Increased Revenue and Margin Expansion
BlackLine reported a revenue growth of 7.5%, showcasing its ability to expand its financial performance. The company achieved a non-GAAP operating margin of 21.4% and a free cash flow margin of 32%, indicating strong financial health and efficient operations.
New Customer Acquisition Success
The company experienced a significant boost in new customer bookings, which rose by 45%. The average new deal size more than doubled by 111%, and the median new deal size increased by approximately 50%, reflecting BlackLine’s successful strategies in attracting and securing new clients.
Significant Partner Wins
BlackLine closed notable deals with Coca-Cola Europe Pacific Partners and Boots U.K. Limited through the SolEx channel, underscoring the strength of its partnership with SAP. These wins demonstrate the company’s ability to leverage strategic alliances to drive growth.

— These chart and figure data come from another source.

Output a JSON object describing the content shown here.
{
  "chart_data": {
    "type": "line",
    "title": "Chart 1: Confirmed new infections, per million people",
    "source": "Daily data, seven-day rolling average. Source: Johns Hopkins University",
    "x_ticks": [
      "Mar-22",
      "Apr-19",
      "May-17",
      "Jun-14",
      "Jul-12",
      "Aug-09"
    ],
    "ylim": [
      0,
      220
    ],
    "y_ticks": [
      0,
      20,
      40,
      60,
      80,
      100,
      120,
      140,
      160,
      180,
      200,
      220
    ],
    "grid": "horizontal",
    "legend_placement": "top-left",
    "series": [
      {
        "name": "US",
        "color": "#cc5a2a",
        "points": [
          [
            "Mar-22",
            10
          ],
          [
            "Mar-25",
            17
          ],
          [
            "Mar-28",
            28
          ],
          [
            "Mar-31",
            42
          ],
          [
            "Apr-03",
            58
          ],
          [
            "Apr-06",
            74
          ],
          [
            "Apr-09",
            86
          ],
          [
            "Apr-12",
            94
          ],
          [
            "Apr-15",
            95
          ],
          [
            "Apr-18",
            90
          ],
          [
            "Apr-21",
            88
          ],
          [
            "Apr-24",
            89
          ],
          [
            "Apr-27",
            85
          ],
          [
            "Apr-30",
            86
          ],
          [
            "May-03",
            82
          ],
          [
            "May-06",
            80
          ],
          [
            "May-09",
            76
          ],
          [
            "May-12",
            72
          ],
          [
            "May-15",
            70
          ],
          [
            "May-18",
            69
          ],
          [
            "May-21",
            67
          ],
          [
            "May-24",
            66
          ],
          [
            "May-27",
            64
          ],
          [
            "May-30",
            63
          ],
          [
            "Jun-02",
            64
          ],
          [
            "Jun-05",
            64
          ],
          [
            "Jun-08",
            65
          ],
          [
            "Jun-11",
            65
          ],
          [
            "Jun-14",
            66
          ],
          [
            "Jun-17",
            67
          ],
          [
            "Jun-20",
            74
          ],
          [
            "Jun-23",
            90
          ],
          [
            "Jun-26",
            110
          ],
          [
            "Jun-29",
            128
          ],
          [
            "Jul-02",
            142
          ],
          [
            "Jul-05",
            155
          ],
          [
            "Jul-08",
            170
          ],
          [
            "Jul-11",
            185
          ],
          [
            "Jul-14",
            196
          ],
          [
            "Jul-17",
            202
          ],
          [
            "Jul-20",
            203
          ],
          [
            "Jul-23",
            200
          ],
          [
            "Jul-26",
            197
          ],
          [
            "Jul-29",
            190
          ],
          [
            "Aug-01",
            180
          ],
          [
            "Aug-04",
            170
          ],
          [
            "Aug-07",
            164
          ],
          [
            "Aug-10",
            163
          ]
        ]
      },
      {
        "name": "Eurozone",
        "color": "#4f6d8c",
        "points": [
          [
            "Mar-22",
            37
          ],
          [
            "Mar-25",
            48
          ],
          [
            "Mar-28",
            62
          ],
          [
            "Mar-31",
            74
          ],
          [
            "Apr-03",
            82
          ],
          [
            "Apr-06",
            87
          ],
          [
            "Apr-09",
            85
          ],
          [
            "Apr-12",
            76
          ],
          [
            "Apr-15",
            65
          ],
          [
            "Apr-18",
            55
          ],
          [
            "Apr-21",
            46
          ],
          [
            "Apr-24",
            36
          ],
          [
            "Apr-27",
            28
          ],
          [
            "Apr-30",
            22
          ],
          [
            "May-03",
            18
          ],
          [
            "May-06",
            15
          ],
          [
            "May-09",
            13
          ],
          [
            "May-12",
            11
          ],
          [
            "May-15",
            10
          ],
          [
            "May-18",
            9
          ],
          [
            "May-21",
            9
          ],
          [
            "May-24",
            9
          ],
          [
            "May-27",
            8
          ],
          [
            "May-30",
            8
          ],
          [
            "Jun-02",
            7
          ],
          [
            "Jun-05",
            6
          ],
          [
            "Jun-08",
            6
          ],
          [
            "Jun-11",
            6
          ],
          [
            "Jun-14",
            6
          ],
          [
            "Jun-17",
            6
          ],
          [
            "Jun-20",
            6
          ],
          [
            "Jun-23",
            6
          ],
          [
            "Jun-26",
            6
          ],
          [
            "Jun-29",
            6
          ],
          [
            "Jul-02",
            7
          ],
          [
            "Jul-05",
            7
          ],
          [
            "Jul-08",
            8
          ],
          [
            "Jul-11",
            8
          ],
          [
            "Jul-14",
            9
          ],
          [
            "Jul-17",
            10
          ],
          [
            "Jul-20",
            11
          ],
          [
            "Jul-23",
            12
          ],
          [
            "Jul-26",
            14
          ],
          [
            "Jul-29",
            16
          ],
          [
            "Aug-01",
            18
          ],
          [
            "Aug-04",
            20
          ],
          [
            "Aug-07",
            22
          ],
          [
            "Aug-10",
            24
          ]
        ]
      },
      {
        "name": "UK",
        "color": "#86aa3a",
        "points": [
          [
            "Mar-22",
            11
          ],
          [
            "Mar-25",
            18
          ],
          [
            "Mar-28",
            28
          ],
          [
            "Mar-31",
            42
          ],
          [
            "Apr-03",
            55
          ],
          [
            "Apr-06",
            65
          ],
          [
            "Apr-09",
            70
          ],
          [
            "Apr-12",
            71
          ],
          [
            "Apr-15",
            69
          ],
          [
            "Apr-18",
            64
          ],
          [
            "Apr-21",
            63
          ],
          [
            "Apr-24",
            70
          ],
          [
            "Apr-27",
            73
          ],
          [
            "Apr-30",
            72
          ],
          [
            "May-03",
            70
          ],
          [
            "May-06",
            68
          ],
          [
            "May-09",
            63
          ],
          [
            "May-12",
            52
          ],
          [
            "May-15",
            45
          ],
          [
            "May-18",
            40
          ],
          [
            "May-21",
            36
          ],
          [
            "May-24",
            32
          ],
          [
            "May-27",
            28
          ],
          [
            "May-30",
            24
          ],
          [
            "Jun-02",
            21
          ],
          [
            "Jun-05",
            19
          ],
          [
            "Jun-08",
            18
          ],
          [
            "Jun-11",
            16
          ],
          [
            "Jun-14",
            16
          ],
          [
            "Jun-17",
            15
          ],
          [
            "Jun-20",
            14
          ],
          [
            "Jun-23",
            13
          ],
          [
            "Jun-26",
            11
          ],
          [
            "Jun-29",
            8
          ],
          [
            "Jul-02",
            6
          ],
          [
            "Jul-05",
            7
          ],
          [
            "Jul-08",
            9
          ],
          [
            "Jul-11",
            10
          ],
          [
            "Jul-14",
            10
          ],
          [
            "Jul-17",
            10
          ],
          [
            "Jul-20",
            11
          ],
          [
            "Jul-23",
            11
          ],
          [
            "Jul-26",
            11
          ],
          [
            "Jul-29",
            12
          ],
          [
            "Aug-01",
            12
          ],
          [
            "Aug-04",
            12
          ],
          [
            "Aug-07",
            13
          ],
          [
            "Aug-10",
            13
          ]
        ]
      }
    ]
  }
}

Improved Implementation Efficiency
The company reported a nearly 70% year-over-year increase in the number of customer go-lives, with a 17% sequential growth. This improvement highlights BlackLine’s enhanced implementation processes and its ability to deliver solutions efficiently to its clients.
User Attrition Challenges
Higher levels of automation led to user attrition, with several large customers pausing user additions due to strategic discussions about platform pricing and AI offerings. This challenge underscores the need for BlackLine to balance automation advancements with customer retention strategies.
Impact of Strategic Deemphasis
BlackLine’s strategic deemphasis on the lower end of the market is nearing its conclusion, resulting in planned churn. This strategy created a slight headwind to net revenue retention, but it aligns with the company’s focus on more profitable segments.
Delayed Deals
The company experienced delays in a couple of million dollars worth of deals at the end of the third quarter due to interest in AI offerings. These delays impacted net new ARR, highlighting the challenges of aligning product offerings with market demand.
Positive Outlook for 2026
Looking ahead, BlackLine anticipates accelerating revenue growth and continued margin expansion in 2026, assuming a stable macro environment. The company is optimistic about its strong pipeline, platform pricing adoption, and operational improvements, which are expected to drive future success.
In summary, BlackLine’s earnings call reflected a cautiously optimistic outlook, with notable achievements in revenue growth, customer acquisition, and strategic partnerships. Despite facing challenges such as user attrition and delayed deals, the company remains confident in its future growth prospects and operational enhancements.